Os números auspiciosos já estão no forno. Não faltam boas perspectivas para que 2010 seja um bom ano para a economia brasileira. As estimativas para o crescimento são cada vez mais otimistas: o Produto Interno Bruto (PIB) deverá crescer em torno de 5% no próximo ano, depois de uma taxa modesta de 0,2% em 2009, segundo as projeções médias das instituições financeiras ouvidas pelo Banco Central na Pesquisa Focus.
Na esteira do desenvolvimento, toda a cadeia produtiva tende a se beneficiar. Empresas de base, como petroquímicas e papel e celulose, por exemplo, fazem parte do primeiro elo da cadeia. "A indústria de base é a primeira que reage e a primeira que sofre", lembra Calil. As obras do PAC e o aumento dos gastos do governo em 2010 também trazem um estímulo a mais para companhias de bens de capital, como Indústrias Romi e Weg. E, com o aumento do fluxo de mercadorias e pessoas, o setor de transportes também tende a ser privilegiado.
Assim como a ferrovia Burlington Northern chamou a atenção e US $ 44 bilhões do megainvestidor americano Warren Buffett, há duas semanas, as ações da ALL são uma boa oportunidade para aqueles que acreditam no ciclo econômico virtuoso para o Brasil. Os bancos também se aproveitarão da economia pujante.

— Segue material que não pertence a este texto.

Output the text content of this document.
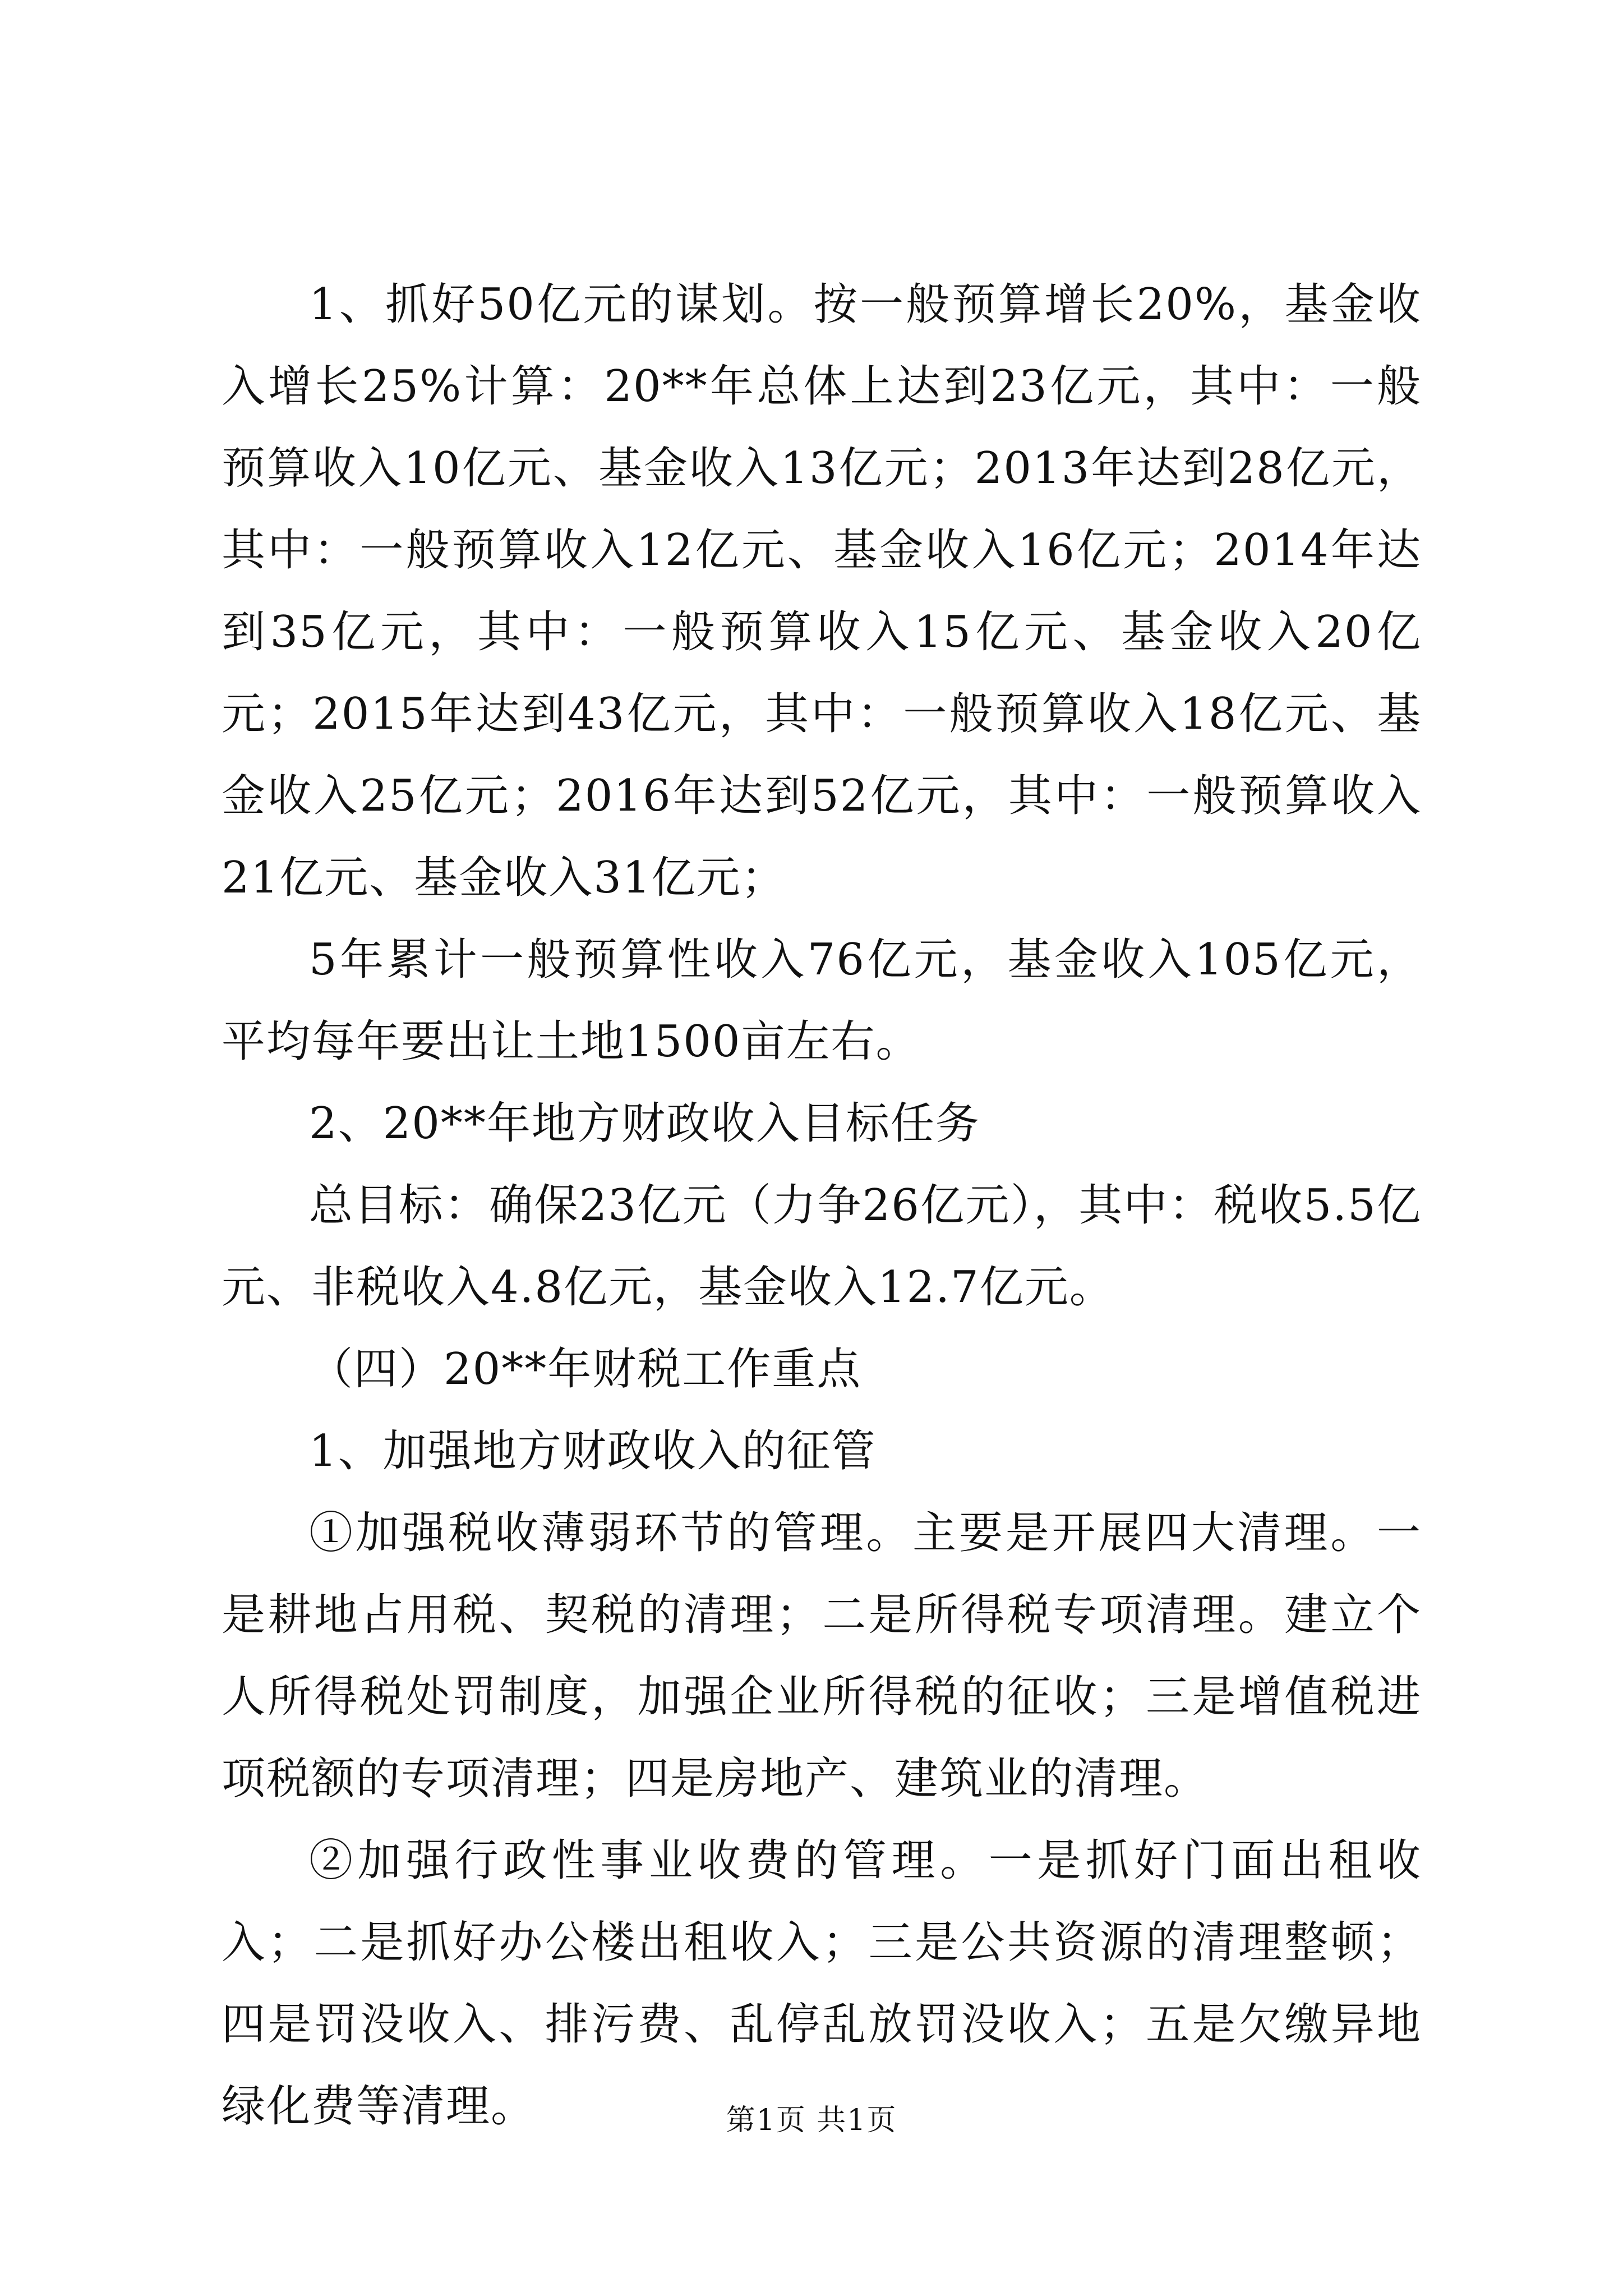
1、抓好50亿元的谋划。按一般预算增长20%，基金收入增长25%计算：20**年总体上达到23亿元，其中：一般预算收入10亿元、基金收入13亿元；2013年达到28亿元，其中：一般预算收入12亿元、基金收入16亿元；2014年达到35亿元，其中：一般预算收入15亿元、基金收入20亿元；2015年达到43亿元，其中：一般预算收入18亿元、基金收入25亿元；2016年达到52亿元，其中：一般预算收入21亿元、基金收入31亿元；

5年累计一般预算性收入76亿元，基金收入105亿元，平均每年要出让土地1500亩左右。

2、20**年地方财政收入目标任务

总目标：确保23亿元（力争26亿元），其中：税收5.5亿元、非税收入4.8亿元，基金收入12.7亿元。

（四）20**年财税工作重点

1、加强地方财政收入的征管

①加强税收薄弱环节的管理。主要是开展四大清理。一是耕地占用税、契税的清理；二是所得税专项清理。建立个人所得税处罚制度，加强企业所得税的征收；三是增值税进项税额的专项清理；四是房地产、建筑业的清理。

②加强行政性事业收费的管理。一是抓好门面出租收入；二是抓好办公楼出租收入；三是公共资源的清理整顿；四是罚没收入、排污费、乱停乱放罚没收入；五是欠缴异地绿化费等清理。	第1页 共1页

A expectativa é de que, com a retomada forte do crédito, haverá demanda mais robusta pelos serviços bancários. "Serão beneficiados tanto os bancos de atacado como os de varejo", diz o professor de finanças da faculdade Veris IBTA, do grupo Ibmec Educacional, Estevão Garcia. Os grandes - Bradesco, Itaú Unibanco, Banco do Brasil e Santander - continuarão a mostrar força.
Há previsões de alta de 20% a 25% nas carteiras de empréstimos, o que se traduz em maiores lucros no final do ano. Os bancos médios, que passaram por problemas de liquidez durante a crise, voltam com tudo para brigar. O crescimento do PI B em 2010 também está agitando o setor de construção civil. As empresas imobiliárias mostraram recuperação este ano com o pacote do governo "Minha Casa, Minha Vida".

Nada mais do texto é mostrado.